Embedded foreign currency derivatives

[From Guidance on implementing IFRS 9 Financial Instruments]

Embedded foreign currency derivatives: unrelated foreign currency provision

Entity A, which measures items in its financial statements on the basis of the euro (its functional currency), enters into a contract with Entity B, which has the Norwegian krone as its functional currency, to purchase oil in six months for 1,000 US dollars. The host oil contract is not within the scope of IFRS 9 because it was entered into and continues to be for the purpose of delivery of a non-financial item in accordance with the entity’s expected purchase, sale or usage requirements (paragraphs 2.4 and BA.2 of IFRS 9) and the entity has not irrevocably designated it as measured at fair value through profit or loss in accordance with paragraph 2.5 of IFRS 9. The oil contract includes a leveraged foreign exchange provision that states that the parties, in addition to the provision of, and payment for, oil will exchange an amount equal to the fluctuation in the exchange rate of the US dollar and Norwegian krone applied to a notional amount of 100,000 US dollars. Under paragraph 4.3.3 of IFRS 9, is that embedded derivative (the leveraged foreign exchange provision) regarded as closely related to the host oil contract?

No, that leveraged foreign exchange provision is separated from the host oil contract because it is not closely related to the host oil contract (paragraph B4.3.8(d) of IFRS 9).

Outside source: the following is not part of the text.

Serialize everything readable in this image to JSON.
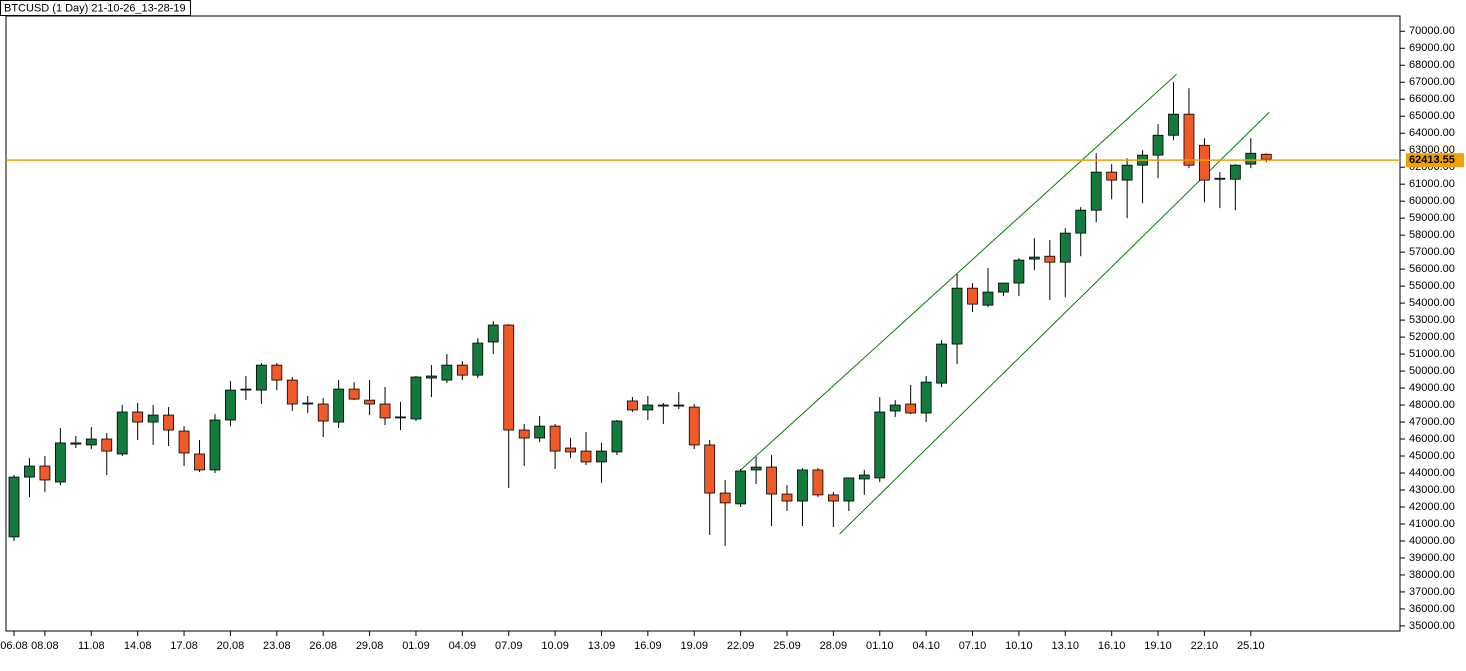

The payment provision under the host oil contract of 1,000 US dollars can be viewed as a foreign currency derivative because the US dollar is neither Entity A’s nor Entity B’s functional currency. This foreign currency derivative would not be separated because it follows from paragraph B4.3.8(d) of IFRS 9 that a crude oil contract that requires payment in US dollars is not regarded as a host contract with a foreign currency derivative.

The leveraged foreign exchange provision that states that the parties will exchange an amount equal to the fluctuation in the exchange rate of the US dollar and Norwegian krone applied to a notional amount of 100,000 US dollars is in addition to the required payment for the oil transaction. It is unrelated to the host oil contract and therefore separated from the host oil contract and accounted for as an embedded derivative under paragraph 4.3.3 of IFRS 9.